Technology: Key to Transforming Nursing Education
By Roy L. Simpson, RN, C, FAAN, DPNAP, Vice President, Nursing, Cerner Corporation
Technology erases the traditional boundaries of space and time, which allows nurses to access innovations in care, proven best practices and insights from academic research on the fly at the patient’s bedside—whether the patient is in a hospital, an outpatient facility, a rehabilitation center or even a private home.
Preparing nurses to lead in this technology-enabled health care system requires sweeping reform in nurse education, utilization and advancement.
The Institute of Medicine’s (IOM’s) landmark study, “The Future of Nursing: Leading Change, Advancing Care,” recommends the nursing profession move immediately to:
- Institute residency training for nurses,
- Increase the percentage of nurses who attain a bachelor’s degree to 80 percent by 2020, and
- Double the number of nurses pursuing doctorates.
To complement this trio of action items, the report also points to the need to remove regulatory and institutional obstacles, such as current limits on nurses’ scope of practice, to allow patients to reap the full benefit of nurses’ education, skills and knowledge.
Technology can accelerate the success of each of the above-named initiatives. For example, replacing traditional residency, which is based on the “see one, do one” medical model, with learning in virtual environments substantially expands the number of nurses who gain new competencies and the depth of their skills. In a virtual environment, nurses can repeat skills-based lessons as often as they need with absolutely no impact on actual patients. Additionally, the “always on” component of virtual learning lends itself nicely to the model of employed nurses working during off hours to advance their education.
In addition to the need for nurses to be educated in new ways, America also needs more educated nurses at all levels of the profession.

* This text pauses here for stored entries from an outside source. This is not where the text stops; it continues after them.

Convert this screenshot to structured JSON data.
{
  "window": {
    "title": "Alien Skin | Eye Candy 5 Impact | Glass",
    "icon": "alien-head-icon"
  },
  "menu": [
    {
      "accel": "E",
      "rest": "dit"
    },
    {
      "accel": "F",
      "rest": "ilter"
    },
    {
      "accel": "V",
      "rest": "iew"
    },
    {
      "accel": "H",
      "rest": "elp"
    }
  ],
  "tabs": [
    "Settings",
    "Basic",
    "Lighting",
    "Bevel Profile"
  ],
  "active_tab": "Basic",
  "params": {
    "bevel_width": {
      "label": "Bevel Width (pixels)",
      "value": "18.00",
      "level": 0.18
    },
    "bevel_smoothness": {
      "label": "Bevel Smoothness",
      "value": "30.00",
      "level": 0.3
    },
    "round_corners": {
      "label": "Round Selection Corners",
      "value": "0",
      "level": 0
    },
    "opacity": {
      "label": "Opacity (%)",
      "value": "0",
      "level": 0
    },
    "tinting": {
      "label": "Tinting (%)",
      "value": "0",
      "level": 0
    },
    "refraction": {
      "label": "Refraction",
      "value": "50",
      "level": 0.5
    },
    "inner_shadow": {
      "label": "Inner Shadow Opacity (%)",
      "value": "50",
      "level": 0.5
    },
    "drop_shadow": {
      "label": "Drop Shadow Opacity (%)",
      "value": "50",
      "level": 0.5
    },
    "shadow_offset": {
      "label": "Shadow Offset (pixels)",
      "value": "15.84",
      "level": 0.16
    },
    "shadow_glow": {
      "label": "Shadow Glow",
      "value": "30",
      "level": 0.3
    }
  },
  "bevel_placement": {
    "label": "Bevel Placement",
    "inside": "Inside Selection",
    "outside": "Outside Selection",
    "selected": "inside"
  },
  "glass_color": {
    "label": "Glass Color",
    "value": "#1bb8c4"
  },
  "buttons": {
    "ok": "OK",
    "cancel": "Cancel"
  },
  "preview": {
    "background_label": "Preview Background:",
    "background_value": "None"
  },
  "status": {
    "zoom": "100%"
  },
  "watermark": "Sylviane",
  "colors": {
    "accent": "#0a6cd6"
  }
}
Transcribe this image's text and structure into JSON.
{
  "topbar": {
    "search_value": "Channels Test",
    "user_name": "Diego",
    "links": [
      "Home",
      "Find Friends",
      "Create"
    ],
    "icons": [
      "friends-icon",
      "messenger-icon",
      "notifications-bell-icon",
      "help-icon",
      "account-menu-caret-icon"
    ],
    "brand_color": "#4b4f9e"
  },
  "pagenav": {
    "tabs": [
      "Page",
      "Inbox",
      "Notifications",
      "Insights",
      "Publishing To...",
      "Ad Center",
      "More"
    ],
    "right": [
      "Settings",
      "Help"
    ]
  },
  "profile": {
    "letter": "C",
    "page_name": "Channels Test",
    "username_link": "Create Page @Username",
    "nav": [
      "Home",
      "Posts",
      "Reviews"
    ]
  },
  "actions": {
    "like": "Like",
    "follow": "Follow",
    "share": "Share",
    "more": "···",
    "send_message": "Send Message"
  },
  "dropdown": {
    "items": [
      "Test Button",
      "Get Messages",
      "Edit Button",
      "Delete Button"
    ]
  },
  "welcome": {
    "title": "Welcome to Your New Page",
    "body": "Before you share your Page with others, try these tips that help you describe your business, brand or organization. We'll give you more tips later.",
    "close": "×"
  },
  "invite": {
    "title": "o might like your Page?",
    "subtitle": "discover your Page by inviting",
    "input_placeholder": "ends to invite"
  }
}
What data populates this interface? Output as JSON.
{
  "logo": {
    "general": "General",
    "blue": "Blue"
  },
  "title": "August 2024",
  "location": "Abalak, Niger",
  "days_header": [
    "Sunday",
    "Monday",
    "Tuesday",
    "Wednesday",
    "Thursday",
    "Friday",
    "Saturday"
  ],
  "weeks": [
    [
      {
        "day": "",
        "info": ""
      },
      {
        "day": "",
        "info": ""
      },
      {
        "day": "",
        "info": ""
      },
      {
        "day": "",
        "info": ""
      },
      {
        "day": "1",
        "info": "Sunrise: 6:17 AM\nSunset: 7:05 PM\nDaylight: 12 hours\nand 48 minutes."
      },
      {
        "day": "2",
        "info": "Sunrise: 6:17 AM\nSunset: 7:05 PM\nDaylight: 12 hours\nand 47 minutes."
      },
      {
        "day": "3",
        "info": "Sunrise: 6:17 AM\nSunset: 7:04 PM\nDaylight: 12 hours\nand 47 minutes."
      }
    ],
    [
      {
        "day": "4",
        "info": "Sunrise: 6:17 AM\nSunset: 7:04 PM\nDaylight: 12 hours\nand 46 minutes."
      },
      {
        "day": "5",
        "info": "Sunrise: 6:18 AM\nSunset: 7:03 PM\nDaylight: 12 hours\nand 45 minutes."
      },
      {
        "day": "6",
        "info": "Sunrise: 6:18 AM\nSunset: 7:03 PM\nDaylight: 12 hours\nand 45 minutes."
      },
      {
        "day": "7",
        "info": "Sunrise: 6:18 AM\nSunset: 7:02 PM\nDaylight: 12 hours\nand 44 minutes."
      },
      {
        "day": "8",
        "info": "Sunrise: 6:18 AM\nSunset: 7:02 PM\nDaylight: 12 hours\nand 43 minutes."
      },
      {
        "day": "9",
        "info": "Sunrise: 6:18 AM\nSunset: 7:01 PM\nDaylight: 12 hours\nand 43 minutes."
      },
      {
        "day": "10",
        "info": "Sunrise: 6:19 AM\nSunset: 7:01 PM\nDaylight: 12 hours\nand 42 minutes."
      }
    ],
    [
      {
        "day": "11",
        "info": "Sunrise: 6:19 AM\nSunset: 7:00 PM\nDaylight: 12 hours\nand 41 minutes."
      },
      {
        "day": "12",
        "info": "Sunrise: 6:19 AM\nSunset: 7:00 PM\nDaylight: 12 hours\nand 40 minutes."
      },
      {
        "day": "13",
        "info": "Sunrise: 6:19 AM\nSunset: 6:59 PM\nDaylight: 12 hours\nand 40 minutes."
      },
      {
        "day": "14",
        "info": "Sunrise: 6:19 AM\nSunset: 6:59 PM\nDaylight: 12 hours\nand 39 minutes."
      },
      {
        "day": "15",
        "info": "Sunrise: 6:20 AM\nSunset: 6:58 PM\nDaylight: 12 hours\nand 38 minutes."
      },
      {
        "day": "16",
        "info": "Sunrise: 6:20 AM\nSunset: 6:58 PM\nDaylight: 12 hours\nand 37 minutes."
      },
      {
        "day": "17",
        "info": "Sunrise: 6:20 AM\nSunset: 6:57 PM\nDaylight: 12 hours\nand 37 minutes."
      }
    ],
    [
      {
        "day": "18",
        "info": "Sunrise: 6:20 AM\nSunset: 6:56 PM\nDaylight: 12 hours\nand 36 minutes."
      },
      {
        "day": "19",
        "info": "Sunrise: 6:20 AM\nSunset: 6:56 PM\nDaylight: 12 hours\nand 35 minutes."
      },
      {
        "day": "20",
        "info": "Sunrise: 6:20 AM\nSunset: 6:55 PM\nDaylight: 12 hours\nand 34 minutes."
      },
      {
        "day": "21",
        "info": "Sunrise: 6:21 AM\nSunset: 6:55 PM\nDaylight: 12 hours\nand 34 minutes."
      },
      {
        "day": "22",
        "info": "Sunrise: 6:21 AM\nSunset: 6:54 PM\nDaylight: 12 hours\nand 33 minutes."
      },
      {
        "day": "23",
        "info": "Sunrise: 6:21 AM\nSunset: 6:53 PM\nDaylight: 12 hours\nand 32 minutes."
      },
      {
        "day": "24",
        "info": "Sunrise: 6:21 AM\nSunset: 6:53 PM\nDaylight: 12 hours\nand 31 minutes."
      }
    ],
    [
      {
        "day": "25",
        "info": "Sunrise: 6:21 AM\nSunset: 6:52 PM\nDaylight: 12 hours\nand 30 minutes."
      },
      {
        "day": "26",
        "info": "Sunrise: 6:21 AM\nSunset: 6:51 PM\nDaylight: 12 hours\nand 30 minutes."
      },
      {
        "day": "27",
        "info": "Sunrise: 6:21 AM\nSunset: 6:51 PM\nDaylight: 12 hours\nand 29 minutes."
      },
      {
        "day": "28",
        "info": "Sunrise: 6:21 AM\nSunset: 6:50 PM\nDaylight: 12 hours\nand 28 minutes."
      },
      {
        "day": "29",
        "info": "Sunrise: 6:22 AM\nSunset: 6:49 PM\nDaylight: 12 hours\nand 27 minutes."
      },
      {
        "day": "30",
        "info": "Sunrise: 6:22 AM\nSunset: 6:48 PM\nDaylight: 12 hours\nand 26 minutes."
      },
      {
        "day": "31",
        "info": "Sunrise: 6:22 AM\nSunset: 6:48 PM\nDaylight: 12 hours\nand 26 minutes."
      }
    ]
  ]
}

Experts predict another significant nursing shortage—this one as soon as 2020. While we can only prognosticate on the care requirements of a graying Boomer generation, there is widespread agreement that the coming shortage will embody a more significant demand for sophisticated care than we’ve seen before.
To be able to meet this increased demand for care, we need a new approach to nursing education. Today’s nursing schools center on pedagogy, a model in which the teacher, a recognized expert in the field, disseminates knowledge to students whose job it is to absorb what is being taught. In this environment, only minimal interaction between the teacher and the students occurs, and students’ previous professional experiences have little bearing on what is taught. While children respond well to this approach, most adult students do not.
Learning based in andragogy, on the other hand, allows students to actively engage in what is being taught with the instructor acting more as a facilitator than an expert. In this model, the teacher, who may very well be an expert in a field of study, works to bring out each student’s relevant knowledge. This form of knowledge transfer, which is known as “Adult Learning Theory,” seems better fitted to educating the advancing nurse professional than a pedagogy-only approach. Technology, especially online learning, stands ready to become the delivery platform we need to transform professional education for nurses at all levels.
Finally, the success of this new educational model depends on academia partnering with the commercial HIT (health information technology) world in a synergistic, mutually beneficial way. Technology providers are no more willing to make their technologies available to academics at no charge than universities are to providing free education. Finding ways to integrate technology into this new educational model requires that both sides gain from the association. For example, leading HIT companies that make their systems available to academic institutions will want to gain, and deserve to have, market advantages accrue to them. It will be up to both sides to maintain the delicate balance of mutual benefit without complicating either side’s legal or ethical position.
To conclude, I agree wholeheartedly with the IOM’s overarching recommendation: that nurses must take a leadership role and be fully engaged with other health professionals in redesigning patient care in the United States. To do that, I believe our profession needs to move decisively to leverage online technology as an educational delivery platform, combine pedagogy with andragogy to facilitate adult learning, and build mutually beneficial partnerships between the commercial HIT sector and academe. It will take all of us working together to forge this much needed new educational model.